As I begin my transition to civilian life, I'm faced with finding a job for the first time in 21 years. Among the many other things I've learned about job searching, I've learned the importance of selling yourself. Actually, I've learned this lesson several times in life. As important of a lesson as it is, you'd think I'd remember it more often. But, like many other things in life, I get complacent and have to learn the lesson all over again. Just keep that between us, though. I am trying to present my best side here.
I used to think that selling yourself meant being arrogant and bragging a lot. It does require a bit of arrogance and bragging, but somewhere on a level between humble and an asshole.
I'm not huge on self recognition. Sure, I like getting credit for doing something, but I'm not all about the awards and stuff. Unfortunately the Air Force is all about awards and stuff. I had no problem submitting others for awards, but I never threw my own name into the hat. I just didn't feel special enough. Plus my airmen and co workers could use the recognition more than I could. This worked fine while I was in the low to mid-level ranks. Work performance dominated my annual evaluations, so all those awards were just desk decorations. Once I started competing for the higher ranks, however, being humble became a career killer.
I thought my work performance would speak for itself. This worked well when I had supervisors that worked close with me on a daily basis. When I began a job that was a special duty, I was assigned a Captain as a supervisor. She spoke with me once a year; to discuss my evaluation. My first year I was given a 4 out of 5 for the first time in 10 years (5 was the norm). Officers (her) rating on Enlisted (me) tend to be a bit more critical of our work, primarily because we do vastly different jobs. She pointed out a few things that was holding me back. I argued a few points, but agreed that I could improve.
The next year, I was supposed to be transferred to an Enlisted supervisor, but it never happened because the paperwork was never processed. So my yearly visit with my supervisor consisted of my annual evaluation again. And I received a 4 out of 5 again. (An aside: Getting a lower than 5 rating was especially insulting because I had to draft my own evaluations.) This time I was ready to fight for my 5. I argued about the markdowns on Leadership and Training because I helped others with jobs outside of my career field, and trained and mentored others. Her response was "If I had known that, I would have considered a higher score". I was livid because I was used to observant supervisors that noticed these subtleties. I felt it was the Captain's fault for not giving me a mid-term feedback and not properly observing or supervising me. After talking with my Senior Master Sergeant, I came to the realization that it was as much my fault as hers. I failed to sell myself and trumpet my achievements.
Not long after, I found myself single again and re-entering the dating game. Once again, I humbly filled out on-line profiles and quietly went on dates expecting my brilliance to speak for itself.
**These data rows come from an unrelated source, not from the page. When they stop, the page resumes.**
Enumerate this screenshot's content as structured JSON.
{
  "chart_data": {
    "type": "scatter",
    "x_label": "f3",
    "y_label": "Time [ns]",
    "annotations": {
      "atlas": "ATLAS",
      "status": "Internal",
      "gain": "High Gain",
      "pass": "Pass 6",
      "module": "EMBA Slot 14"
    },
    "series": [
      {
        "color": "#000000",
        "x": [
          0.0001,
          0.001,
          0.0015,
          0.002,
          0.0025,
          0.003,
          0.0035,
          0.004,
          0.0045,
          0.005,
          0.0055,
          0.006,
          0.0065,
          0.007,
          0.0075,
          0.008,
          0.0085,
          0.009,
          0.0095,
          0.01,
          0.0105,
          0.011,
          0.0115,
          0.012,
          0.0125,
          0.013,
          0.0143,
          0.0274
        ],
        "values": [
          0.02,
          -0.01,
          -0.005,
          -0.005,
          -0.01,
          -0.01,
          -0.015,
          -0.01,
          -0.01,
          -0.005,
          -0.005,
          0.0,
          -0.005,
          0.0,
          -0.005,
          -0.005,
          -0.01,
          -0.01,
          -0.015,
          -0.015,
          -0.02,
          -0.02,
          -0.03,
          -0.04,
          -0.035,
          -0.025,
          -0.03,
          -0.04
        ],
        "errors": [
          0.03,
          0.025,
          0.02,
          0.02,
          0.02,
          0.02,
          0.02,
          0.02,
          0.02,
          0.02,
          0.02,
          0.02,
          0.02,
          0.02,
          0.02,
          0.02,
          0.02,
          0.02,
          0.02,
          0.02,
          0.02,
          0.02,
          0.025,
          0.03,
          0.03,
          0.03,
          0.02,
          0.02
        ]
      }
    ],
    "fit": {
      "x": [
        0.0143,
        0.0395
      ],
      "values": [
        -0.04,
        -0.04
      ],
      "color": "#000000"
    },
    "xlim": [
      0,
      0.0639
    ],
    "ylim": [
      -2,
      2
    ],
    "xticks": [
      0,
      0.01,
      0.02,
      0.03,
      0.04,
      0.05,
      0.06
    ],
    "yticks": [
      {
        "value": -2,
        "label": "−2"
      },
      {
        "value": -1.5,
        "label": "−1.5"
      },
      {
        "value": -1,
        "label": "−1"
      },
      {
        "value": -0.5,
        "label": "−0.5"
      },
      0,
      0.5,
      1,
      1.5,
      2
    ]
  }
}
I quickly remembered my earlier lesson and made it a point to advertise myself, and all I had to offer. I tried not to sit back and wait to be asked for my accomplishments. I sold myself, and subsequently moved past the first date on more occasions.
Selling yourself is about advertisement. When you see a commercial on TV, you get bombarded with all that's awesome about that product. If they've done their job right, you'll want to either buy, or know more about it. The same goes for you. Most people aren't going to ask what's so great about you. You need to bombard them with awesome. And not just the best stuff. You'd be surprised at how many "little" things make a huge impact. You volunteered to help a friend move last week? No big deal, right? To a date, that could be worth more than that time you met Wayne Brady in an elevator.
Obviously, there is a time and place for advertising your accomplishments. You only need to sell yourself when there's something to sell. The cashier at Walmart could care less about how you saved your company $100K. You do have to remember to keep selling yourself, though. Once you've landed your job, or the second date, it's not time to cut back on advertising. If anything, it's more important to keep selling yourself so they don't face "buyer's remorse". That means mentioning that you helped Carole in Accounting with her Excel issues. It means saying something about cleaning the toilet even though you weren't asked. You can't rely on others to notice your accomplishments while you humbly keep your mouth closed. Yes, in an ideal world, this would happen, but in a what-have-you-done-for-me-lately society, you're only as good as your last accomplishment.
Now that I'm re-entering the workforce, I'm not going to wait for people to come for me. I'm selling myself and all I have to offer. I have to remember that even though I won over and married my wife, I need to point out the things I do to remind her of why she married me. If you stop advertising, then people will eventually turn their attention to something, or someone, that is.